The principles of bioethics now also pervade the “ethics” of other academic disciplines, such as engineering and business. Many colleges, universities, and medical schools require a course in bioethics in order to graduate. Bioethics has also heavily influenced legal and media ethics and is even taught in high schools.
Peter Singer
Furthermore, the principles of bioethics themselves have led to radical consequences. Peter Singer is teaching undergraduates at Princeton that the killing of even healthy human infants can be “ethical.” Or ponder the thought of Tristram Engelhardt, a bioethicist on the faculty of the Baylor College of Medicine: “Persons in the strict sense are moral agents who are self–conscious, rational, and cable of free choice and of having interests. This includes not only normal adult humans, but possibly extraterrestrials with similar powers.” Bioethicist Dan Wikler of the World Health Organization has declared, “The state of a nation's gene pool should be subject to governmental policies rather than left to the whim of individuals.”

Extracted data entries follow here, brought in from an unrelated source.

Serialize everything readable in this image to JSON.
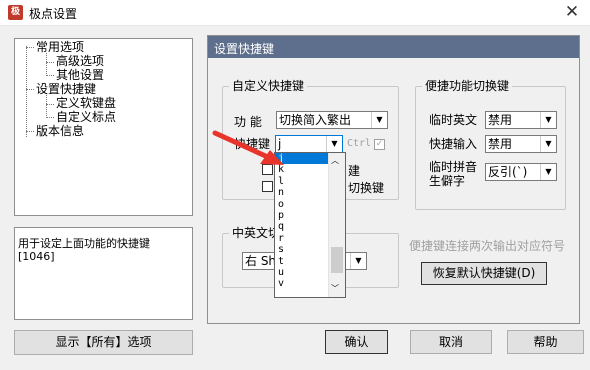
{
  "window": {
    "title": "极点设置",
    "app_icon_text": "极"
  },
  "tree": {
    "items": [
      {
        "label": "常用选项",
        "level": 0
      },
      {
        "label": "高级选项",
        "level": 1
      },
      {
        "label": "其他设置",
        "level": 1
      },
      {
        "label": "设置快捷键",
        "level": 0
      },
      {
        "label": "定义软键盘",
        "level": 1
      },
      {
        "label": "自定义标点",
        "level": 1
      },
      {
        "label": "版本信息",
        "level": 0
      }
    ]
  },
  "description": {
    "text": "用于设定上面功能的快捷键",
    "code": "[1046]"
  },
  "buttons": {
    "show_all": "显示【所有】选项",
    "ok": "确认",
    "cancel": "取消",
    "help": "帮助",
    "restore": "恢复默认快捷键(D)"
  },
  "panel": {
    "header": "设置快捷键",
    "custom_group": {
      "title": "自定义快捷键",
      "function_label": "功 能",
      "function_value": "切换简入繁出",
      "hotkey_label": "快捷键",
      "hotkey_value": "j",
      "ctrl_label": "Ctrl",
      "ctrl_checked": true,
      "check1_label": "建",
      "check2_label": "切换键"
    },
    "switch_group": {
      "title": "便捷功能切换键",
      "rows": [
        {
          "label": "临时英文",
          "value": "禁用"
        },
        {
          "label": "快捷输入",
          "value": "禁用"
        },
        {
          "label": "临时拼音\n生僻字",
          "value": "反引(`)"
        }
      ]
    },
    "zh_en_group": {
      "title": "中英文切",
      "value": "右 Sh"
    },
    "hint": "便捷键连接两次输出对应符号"
  },
  "dropdown": {
    "options": [
      "j",
      "k",
      "l",
      "n",
      "o",
      "p",
      "q",
      "r",
      "s",
      "t",
      "u",
      "v"
    ],
    "selected": "j"
  },
  "annotation": {
    "arrow_color": "#e8342a"
  }
}
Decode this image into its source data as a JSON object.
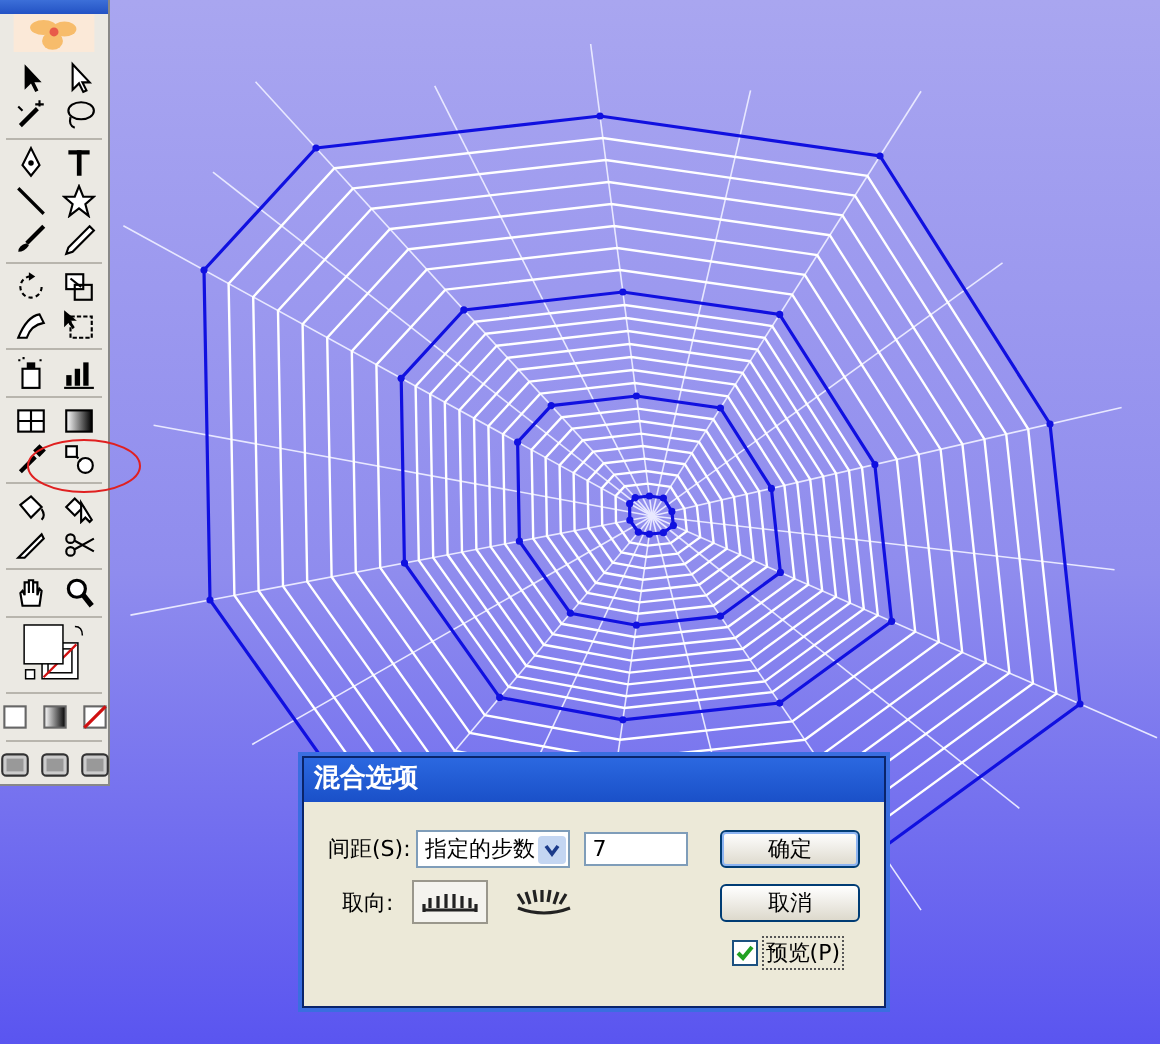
{
  "dialog": {
    "title": "混合选项",
    "spacing": {
      "label": "间距(S):",
      "value": "指定的步数",
      "steps": "7"
    },
    "orientation": {
      "label": "取向:",
      "options": [
        {
          "kind": "page",
          "selected": true
        },
        {
          "kind": "path",
          "selected": false
        }
      ]
    },
    "buttons": [
      {
        "label": "确定",
        "default": true
      },
      {
        "label": "取消",
        "default": false
      }
    ],
    "preview": {
      "label": "预览(P)",
      "checked": true
    }
  }
}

As bioethics supplants traditional ethics before our very eyes, few seem to question its underlying premises. But we should know it for what it is: a form of extreme utilitarianism in both its theoretical and practical forms.

It bears no relation to the patient–centered Hippocratic ethics that for nearly 2,500 years required physicians to treat every human being in their care as worthy of respect, no matter how sick or small or weak or disabled. It certainly bears no relation to Catholic medical ethics, which continue the Hippocratic tradition in light of church teachings on moral law. And bioethics offers little concrete guidance to physicians and scientists even on its own terms.

Perhaps one of these days, society will come to grips with the moral and practical mess that bioethics has created and come up with something to replace it. This time society will perhaps not rely so heavily on the self–proclaimed scientific and moral experts.